In the above-described embodiment, the concept of estimating the state of change of the in-cylinder pressure in one engine cycle based on the rate of change in the rise of the in-cylinder pressure and calculating the volumetric efficiency based on this is estimated. It depends. Also,
In the present specification, the engine parameters refer to parameters necessary for engine control, such as an engine speed and an intake negative pressure, in addition to the in-cylinder pressure signal parameters. Further, the internal combustion engine refers to a fluid combustion engine including a direct injection engine, a hybrid engine, and the like.

[0020]

As described above, according to the control method for an internal combustion engine according to the present invention, it is possible to perform preferable control in response to a change in in-cylinder pressure in the current engine cycle.

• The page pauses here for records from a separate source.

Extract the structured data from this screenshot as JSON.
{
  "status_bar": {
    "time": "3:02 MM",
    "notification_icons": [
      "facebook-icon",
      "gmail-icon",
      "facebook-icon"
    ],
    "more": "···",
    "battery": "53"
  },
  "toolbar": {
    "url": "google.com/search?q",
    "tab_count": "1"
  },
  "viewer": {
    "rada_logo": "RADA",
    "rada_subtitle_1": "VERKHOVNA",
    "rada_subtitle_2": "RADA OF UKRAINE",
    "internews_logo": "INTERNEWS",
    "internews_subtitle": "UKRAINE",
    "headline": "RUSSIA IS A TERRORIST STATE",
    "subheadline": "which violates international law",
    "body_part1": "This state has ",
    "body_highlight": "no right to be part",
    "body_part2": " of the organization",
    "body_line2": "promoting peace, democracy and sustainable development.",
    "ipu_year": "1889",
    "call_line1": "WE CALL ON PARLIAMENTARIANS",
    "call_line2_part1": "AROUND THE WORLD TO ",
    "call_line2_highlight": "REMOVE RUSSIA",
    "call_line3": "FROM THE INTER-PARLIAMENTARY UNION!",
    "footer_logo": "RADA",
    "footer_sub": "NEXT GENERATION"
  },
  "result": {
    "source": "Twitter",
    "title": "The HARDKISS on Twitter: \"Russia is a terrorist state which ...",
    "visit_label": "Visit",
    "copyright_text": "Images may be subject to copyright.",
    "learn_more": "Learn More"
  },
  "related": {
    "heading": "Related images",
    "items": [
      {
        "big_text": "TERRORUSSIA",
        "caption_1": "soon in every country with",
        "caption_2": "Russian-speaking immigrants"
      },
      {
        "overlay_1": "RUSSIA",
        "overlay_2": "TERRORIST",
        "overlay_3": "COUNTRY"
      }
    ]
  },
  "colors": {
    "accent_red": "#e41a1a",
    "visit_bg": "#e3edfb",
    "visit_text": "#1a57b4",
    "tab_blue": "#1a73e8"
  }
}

[Brief description of the drawings]

FIG. 1 is a graph showing an in-cylinder pressure that changes according to a change in a crank angle.

FIG. 2 is a block diagram showing an apparatus for controlling an internal combustion engine according to an embodiment of the present invention.

FIG. 3 is a flowchart showing a subroutine for controlling an internal combustion engine according to the embodiment of the present invention.

FIG. 4 is a graph showing a correspondence relationship for determining volumetric efficiency from an in-cylinder pressure change rate and an engine speed.

[Explanation of symbols]

 DESCRIPTION OF SYMBOLS 1 Internal combustion engine 21 In-cylinder pressure sensor 22 Crank angle detecting device 23 Crank shaft reference position detecting device 27 Angular position counter 32 High-speed A / D converter 34 CPU 35 ROM 36 RAM

 ──────────────────────────────────────────────────続 き Continuing on the front page (72) Inventor Kazunori Sawamura 1-4-1 Chuo, Wako-shi, Saitama Prefecture Inside Honda R & D Co., Ltd. (72) Hironao Fukuchi 1-4-1 Chuo, Wako-shi, Saitama (72) Inventor Hideyuki Oki 1-4-1 Chuo, Wako-shi, Saitama Prefecture Honda Research Institute Co., Ltd. (72) Kenji Abe 1-4-1 Chuo, Wako-shi, Saitama Company Honda R & D Center

Claims (1)

[Claims] 1. A control method for obtaining a control command for an internal combustion engine based on engine parameters including an in-cylinder pressure signal parameter and controlling the internal combustion engine based on the control command. A control method, wherein a change rate of an internal pressure is used as the in-cylinder pressure signal parameter.